7. The fracture reformation effect prediction and decision method according to claim 1 or 4, characterized by, The prediction model obtained after training by inputting the key parameters, and the prediction model outputting the fracturing modification prediction effect, includes: inputting the key parameters into a multi-input multi-output prediction function constructed by the prediction model: obtaining a prediction result including a shape feature matrix and a spatial distribution of microseismic event points; in, θ represents the key parameters of the microseismic event point and construction pressure, respectively. * These are the optimal model parameters obtained through the training process, where M and D represent the morphological feature matrix and spatial distribution of microseismic event points, respectively. Based on the prediction results, the mean and standard deviation of the morphological feature matrix M and spatial distribution D of the microseismic event points are calculated respectively. The confidence interval of the prediction result is calculated based on the mean and standard deviation of the morphological feature matrix M and spatial distribution D of the microseismic event points. The predicted fracturing effect is output based on the confidence interval of the predicted results.

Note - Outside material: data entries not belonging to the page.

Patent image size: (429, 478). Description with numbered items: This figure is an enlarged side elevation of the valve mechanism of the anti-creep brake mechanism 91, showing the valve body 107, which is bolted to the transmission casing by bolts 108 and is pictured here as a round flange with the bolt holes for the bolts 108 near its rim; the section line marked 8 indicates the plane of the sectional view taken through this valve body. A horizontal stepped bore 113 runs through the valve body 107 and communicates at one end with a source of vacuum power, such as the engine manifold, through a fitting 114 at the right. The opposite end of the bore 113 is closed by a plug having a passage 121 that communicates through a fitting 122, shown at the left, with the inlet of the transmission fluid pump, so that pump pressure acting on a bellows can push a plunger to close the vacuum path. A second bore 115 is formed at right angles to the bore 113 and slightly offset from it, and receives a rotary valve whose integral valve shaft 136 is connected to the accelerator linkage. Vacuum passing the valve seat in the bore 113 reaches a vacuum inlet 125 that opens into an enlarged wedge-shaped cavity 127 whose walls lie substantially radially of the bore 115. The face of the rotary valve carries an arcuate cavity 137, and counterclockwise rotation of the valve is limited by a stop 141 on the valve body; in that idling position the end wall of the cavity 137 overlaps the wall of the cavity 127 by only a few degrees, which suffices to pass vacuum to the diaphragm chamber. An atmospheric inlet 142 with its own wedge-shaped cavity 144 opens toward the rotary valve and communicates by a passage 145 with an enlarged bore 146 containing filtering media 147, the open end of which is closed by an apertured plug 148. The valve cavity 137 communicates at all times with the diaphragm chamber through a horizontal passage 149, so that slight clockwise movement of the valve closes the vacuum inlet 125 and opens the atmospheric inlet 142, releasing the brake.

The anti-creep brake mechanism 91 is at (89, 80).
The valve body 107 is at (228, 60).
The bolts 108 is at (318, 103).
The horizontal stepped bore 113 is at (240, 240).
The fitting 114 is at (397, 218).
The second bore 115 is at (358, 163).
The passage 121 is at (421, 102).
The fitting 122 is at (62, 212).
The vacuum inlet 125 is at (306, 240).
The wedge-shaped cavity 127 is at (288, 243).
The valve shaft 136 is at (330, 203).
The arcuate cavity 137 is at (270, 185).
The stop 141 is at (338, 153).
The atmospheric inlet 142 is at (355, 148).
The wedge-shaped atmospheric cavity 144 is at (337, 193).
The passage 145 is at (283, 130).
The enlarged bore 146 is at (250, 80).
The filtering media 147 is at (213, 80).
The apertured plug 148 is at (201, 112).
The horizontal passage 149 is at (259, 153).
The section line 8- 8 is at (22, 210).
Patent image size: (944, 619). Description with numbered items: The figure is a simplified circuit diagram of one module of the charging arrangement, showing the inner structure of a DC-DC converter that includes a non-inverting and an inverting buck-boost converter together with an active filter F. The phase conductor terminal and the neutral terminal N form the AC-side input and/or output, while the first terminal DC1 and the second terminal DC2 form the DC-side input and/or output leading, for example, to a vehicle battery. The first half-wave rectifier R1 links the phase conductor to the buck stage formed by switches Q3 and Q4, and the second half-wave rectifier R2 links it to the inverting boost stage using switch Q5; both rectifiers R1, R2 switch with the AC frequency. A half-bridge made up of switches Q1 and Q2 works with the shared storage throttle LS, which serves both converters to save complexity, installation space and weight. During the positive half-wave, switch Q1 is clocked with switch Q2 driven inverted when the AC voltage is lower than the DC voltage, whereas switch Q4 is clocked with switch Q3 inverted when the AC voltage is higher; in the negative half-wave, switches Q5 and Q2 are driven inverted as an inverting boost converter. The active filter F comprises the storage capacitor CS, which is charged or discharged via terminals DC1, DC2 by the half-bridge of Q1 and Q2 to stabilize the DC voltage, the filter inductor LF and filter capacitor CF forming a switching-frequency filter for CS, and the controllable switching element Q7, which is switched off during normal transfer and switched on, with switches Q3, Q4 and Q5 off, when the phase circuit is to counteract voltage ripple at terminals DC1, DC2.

8. The fracture reformation effect prediction and decision method according to any one of claims 1-7, characterized in that, The decision function constructed based on the predicted fracturing effect is expressed by the following formula: Where G() is the decision function, C = [C1, C2, ..., C m [E1, E2, ..., E2] represents the cost vector of a series of possible construction schemes. m [P1, P2, ..., P] represents the expected economic benefit vector of the corresponding construction plan. m ] is the predicted effect vector of fracturing stimulation, λ c , λ e , λ p The weighting coefficients are, in order, cost, expected economic benefits, and predicted effects of fracturing modification.

9. A fracturing reformation effect prediction and decision system, characterized in that, include: The fracturing parameter acquisition module is used to collect key parameters related to microseismic event points and construction pressure during fracturing operations; The prediction model building module is used to construct a coupling relationship model between the microseismic event points and the construction pressure, and to obtain the prediction model by performing parameter optimization training on the coupling relationship model based on the constructed minimum loss function; The prediction effect module includes the prediction model obtained after training, which is used to input the key parameters and output the predicted effect of fracturing transformation. The decision optimization module is used to construct a decision function based on the predicted fracturing stimulation effect and output an optimized fracturing stimulation decision.

10. The fracture reformation effect prediction and decision system of claim 9, wherein, It also includes an adaptive optimization module, which is used to compare the actual fracturing effect data collected with the predicted effect to obtain the prediction error, and adjust the model parameters of the prediction model based on the principle of minimizing the prediction error, while adjusting the weight coefficients of the decision function based on the principle of the importance of each factor in the decision-making process.